Punishing any error seems harsh, but in this case it benefits society.  Dostoevsky, the Russian author of “War and Peace”, highlighted the dangers to society when he wrote: “Above all, don’t lie to yourself.”   As he explained, self-deception makes it hard to distinguish the truth within and around yourself.  If perception and experience help us orient ourselves in the world and to discern reality, then allowing willful blindness to remain unchecked could end up in a society that becomes deranged and unable to make proper sense of the world.  The punishment needed to deter self-deception in surgeons is not always a prison term.  The reintegrative shame that comes from knowing your patient is the suffering and finding ways to make it better is often enough.

To conclude, we have all heard the adage: “What you focus on grows.” This theory, grounded in quantum physics, makes sense because we tend to gather evidence to confirm previously held beliefs.  Like an ostrich, many humans stick their heads in the sand to avoid seeing new data, leading to missed opportunities for personal and professional growth.
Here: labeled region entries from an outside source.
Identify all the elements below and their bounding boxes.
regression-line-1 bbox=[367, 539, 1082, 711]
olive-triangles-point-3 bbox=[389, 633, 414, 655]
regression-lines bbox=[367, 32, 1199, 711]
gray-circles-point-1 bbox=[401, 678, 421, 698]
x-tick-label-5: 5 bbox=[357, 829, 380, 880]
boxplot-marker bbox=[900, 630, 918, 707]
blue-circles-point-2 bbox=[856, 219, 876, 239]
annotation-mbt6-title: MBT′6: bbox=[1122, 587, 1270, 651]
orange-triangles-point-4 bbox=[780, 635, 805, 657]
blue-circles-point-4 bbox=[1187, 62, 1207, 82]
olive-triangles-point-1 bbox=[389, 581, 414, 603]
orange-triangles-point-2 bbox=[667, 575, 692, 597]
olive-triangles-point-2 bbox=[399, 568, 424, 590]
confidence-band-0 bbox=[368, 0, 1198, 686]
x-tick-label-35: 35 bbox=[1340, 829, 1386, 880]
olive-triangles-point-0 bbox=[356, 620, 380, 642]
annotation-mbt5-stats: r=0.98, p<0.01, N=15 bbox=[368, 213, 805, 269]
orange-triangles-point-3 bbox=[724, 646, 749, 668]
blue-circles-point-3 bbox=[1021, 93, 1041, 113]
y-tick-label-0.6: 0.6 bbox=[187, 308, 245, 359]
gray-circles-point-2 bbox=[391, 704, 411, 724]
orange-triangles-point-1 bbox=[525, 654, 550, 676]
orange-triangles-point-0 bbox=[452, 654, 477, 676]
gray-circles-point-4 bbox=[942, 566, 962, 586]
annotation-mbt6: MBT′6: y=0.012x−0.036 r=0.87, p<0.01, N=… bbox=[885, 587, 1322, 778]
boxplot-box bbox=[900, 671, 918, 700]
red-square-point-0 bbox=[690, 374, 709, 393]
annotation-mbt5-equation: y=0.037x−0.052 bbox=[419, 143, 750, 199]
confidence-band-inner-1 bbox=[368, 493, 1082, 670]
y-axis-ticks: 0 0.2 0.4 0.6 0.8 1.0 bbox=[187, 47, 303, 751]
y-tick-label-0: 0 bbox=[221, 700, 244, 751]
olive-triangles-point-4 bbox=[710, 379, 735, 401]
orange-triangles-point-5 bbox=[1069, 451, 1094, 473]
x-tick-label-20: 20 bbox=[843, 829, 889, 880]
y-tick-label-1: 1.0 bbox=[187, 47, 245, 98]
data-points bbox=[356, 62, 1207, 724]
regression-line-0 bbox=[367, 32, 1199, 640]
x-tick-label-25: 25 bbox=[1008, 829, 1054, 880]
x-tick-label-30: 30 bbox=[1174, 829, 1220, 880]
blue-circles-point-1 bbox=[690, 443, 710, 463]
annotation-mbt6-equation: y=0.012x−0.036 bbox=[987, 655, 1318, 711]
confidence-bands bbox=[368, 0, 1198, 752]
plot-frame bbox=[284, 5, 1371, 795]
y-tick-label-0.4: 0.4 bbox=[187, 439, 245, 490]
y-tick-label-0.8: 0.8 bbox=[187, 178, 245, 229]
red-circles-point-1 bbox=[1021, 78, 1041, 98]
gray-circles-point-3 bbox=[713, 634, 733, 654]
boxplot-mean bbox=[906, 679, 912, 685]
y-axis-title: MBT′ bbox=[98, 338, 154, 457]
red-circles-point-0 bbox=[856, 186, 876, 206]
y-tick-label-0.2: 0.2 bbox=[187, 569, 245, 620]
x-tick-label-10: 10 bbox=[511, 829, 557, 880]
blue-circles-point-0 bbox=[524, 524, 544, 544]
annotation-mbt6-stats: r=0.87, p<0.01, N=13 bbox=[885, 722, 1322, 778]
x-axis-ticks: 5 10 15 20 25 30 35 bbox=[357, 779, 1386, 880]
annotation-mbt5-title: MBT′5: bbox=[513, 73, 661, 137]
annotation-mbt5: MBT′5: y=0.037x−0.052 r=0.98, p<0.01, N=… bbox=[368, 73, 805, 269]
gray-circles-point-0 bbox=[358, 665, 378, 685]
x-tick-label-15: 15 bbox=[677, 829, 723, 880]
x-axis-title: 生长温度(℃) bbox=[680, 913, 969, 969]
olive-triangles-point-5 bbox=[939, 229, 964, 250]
This ostrich effect might prove beneficial in certain fields like investing, but for surgeons and their patients, this habit is highly detrimental, even dangerous. To improve patient safety, surgeons should focus on communication with patients and their families which entails regular visit to our post-op patients. Take their temperature, in the figurative sense. Just a few minutes with them and our ICU teams could make all the difference.

It is paramount for living up to the surgical covenant that we keep on learning, particularly from the one most interested in teaching you: the patient. If at my funeral they say that Dr. Poston learned from his patients, then I’ll call that a win.